Sharma Shalabh, Singh Tripti, Mittal Rajan, Saxena K K, Srivastava Virendra Kishore, Kumar Ashok
Medicinal Chemistry Division, Department of Pharmacology, Lala Lajpat Rai Memorial Medical College, Meerut, India.
Arch Pharm (Weinheim). 2006 Mar;339(3):145-52. doi: 10.1002/ardp.200500215.

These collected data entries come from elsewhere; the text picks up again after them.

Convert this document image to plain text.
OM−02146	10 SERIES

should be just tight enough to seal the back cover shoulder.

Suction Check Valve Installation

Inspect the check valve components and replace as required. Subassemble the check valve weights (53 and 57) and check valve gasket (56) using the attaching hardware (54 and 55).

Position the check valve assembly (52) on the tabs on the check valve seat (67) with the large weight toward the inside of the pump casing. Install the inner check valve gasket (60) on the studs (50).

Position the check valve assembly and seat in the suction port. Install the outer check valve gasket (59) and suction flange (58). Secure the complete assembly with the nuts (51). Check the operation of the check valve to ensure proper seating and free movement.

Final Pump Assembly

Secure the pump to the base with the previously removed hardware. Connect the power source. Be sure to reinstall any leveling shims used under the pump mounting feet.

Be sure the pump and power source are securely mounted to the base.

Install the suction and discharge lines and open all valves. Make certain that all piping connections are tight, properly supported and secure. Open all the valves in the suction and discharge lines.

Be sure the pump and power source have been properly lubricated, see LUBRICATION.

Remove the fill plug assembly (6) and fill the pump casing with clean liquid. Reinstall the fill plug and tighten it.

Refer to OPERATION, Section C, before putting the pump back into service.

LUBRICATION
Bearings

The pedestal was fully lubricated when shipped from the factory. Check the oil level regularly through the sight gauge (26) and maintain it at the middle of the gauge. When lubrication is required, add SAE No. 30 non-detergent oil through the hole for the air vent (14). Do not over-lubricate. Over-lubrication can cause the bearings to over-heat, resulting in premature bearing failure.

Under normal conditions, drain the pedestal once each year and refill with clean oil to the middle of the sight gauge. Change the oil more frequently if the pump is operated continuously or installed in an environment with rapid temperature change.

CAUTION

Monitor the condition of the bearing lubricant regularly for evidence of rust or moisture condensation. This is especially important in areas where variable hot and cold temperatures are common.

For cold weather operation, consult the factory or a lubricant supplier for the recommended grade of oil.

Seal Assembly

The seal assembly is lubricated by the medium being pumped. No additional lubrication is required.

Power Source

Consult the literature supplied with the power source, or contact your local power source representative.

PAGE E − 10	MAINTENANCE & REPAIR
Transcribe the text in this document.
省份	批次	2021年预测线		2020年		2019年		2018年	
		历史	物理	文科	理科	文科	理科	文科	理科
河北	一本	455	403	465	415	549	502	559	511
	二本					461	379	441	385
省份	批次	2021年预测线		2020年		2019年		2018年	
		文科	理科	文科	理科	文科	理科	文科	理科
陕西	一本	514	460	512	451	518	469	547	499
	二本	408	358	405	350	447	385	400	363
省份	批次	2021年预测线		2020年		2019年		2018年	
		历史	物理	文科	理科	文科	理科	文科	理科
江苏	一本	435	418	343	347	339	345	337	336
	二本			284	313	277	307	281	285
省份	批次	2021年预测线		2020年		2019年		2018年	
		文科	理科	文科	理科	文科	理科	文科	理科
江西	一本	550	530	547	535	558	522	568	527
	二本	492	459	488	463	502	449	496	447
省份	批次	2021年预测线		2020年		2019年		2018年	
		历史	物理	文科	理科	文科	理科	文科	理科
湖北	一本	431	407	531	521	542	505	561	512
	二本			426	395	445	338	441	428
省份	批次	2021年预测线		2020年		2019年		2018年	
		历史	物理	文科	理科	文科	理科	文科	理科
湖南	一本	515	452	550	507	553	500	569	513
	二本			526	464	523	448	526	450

In the present study, some naphthalene derivatives have been synthesized by incorporating azetidinyl and thiazolidinyl moieties at its alpha- or beta-positions such as alpha-(3-chloro-2-oxo-4-substituted)aryl-1-azetidinyl)naphthalenes 6-10, alpha-((substituted)aryl-4-oxo-1,3-thiazolidin-3-yl)naphthalenes 11-15, beta-(3-chloro-2-oxo-4-substituted aryl-1-azetidinyl)naphthalenes 21-25, and beta-(substituted aryl-4-oxo-1,3-thiazolidin-3-yl)naphthalenes 26-30. These compounds have also been screened for acute toxicity and anti-inflammatory and analgesic activities. Compounds which showed better anti-inflammatory and analgesic activities were also examined for their ulcerogenic liability and underwent a cyclooxygenase assay. Two compounds, 12 and 28, were found to exhibit potent anti-inflammatory activity as compared to the standard drugs phenylbutazone and naproxen.
在本研究中,通过在萘的α-或β-位引入氮杂环丁烷基和噻唑烷二酮基部分合成了一些萘衍生物,如α-(3-氯-2-氧代-4-取代)芳基-1-氮杂环丁烷基)萘6-10、α-((取代)芳基-4-氧代-1,3-噻唑烷-3-基)萘11-15、β-(3-氯-2-氧代-4-取代芳基-1-氮杂环丁烷基)萘21-25和β-(取代芳基-4-氧代-1,3-噻唑烷-3-基)萘26-30。还对这些化合物进行了急性毒性、抗炎和镇痛活性的筛选。对表现出较好抗炎和镇痛活性的化合物也进行了致溃疡倾向检查,并进行了环氧化酶测定。与标准药物保泰松和萘普生相比,发现两种化合物12和28具有强效抗炎活性。